ABSTRACT

For Christine Holmlund the butch clone and the femme lesbian, together with the passing black, are figures who are connected to ‘resistance and power’ through a refusal of the body as ‘truth’ (Cohan and Hark 1993:219). Though acutely aware of the ambivalence of these identities/performances, she contrasts the familiar anxious masquerade addressed by feminist critics with the potential for pleasure that is located in both the cinematic and the social performance of identities, a process that might in turn open up the contradictions of hierarchical systems of gender and race. Elsewhere Jane Gaines has written of ‘the radical possibilities of what might be called spectatorial cross-dressing’, addressing the mobility of identification that is invited by the cinema (Gaines and Herzog 1990:25). Popular texts offer both the powerful and the disempowered (though on quite different terms) a relatively risk-free identification with an other or series of others. The cinema produces fictionalised and fantasised versions of cultural identities.
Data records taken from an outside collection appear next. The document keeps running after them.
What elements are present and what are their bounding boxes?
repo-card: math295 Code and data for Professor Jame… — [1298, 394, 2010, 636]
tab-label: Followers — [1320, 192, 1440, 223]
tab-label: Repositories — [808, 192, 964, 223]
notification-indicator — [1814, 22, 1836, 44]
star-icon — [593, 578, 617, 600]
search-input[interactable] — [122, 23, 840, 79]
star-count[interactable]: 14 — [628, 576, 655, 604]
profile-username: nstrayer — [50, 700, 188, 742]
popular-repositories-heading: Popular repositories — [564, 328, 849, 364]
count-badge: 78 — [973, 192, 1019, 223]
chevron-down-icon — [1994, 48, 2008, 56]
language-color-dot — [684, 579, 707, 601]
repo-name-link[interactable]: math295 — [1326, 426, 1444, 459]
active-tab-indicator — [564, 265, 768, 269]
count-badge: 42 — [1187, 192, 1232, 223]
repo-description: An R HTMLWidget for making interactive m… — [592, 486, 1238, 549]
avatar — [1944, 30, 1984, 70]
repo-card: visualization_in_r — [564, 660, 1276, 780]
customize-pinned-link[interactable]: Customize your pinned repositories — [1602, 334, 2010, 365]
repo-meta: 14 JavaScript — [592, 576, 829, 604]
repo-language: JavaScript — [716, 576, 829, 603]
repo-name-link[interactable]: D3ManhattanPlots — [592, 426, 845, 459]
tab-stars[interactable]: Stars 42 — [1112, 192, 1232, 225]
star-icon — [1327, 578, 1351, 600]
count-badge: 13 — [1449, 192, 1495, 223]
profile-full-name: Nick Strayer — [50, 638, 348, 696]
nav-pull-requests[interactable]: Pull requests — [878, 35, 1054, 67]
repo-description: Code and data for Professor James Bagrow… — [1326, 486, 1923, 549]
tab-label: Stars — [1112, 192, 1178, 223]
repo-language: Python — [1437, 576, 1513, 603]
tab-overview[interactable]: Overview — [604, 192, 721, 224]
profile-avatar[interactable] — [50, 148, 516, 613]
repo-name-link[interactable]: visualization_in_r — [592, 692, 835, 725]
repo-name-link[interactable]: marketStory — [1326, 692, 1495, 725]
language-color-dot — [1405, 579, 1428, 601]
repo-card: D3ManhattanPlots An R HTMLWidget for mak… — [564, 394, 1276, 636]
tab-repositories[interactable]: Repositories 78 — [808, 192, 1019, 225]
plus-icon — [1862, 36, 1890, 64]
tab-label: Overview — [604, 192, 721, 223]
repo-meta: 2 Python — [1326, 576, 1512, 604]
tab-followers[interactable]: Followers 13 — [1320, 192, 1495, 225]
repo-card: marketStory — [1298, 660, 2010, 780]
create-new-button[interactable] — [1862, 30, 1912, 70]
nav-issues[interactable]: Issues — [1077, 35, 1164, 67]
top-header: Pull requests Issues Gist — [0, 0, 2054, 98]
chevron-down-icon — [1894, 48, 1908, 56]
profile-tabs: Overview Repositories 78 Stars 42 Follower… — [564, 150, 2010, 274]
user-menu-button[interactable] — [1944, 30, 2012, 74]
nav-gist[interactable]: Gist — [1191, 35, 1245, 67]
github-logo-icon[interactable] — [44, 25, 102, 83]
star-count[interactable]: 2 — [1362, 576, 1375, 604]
The cinematic spectator’s participation in a proffered transgression is quite different from the account of public identification offered by Marjorie Garber in her discussion of transvestite and transsexual experience, one in which:

The ‘men’s room’ problem is really a challenge to the way…cultural binarism is read…. The public restroom appears repeatedly in transvestite accounts of passing in part because it so directly posits the binarism of gender (choose either one door or the other) in apparently inflexible terms, and also (what is really part of the same point) because it marks a place of taboo.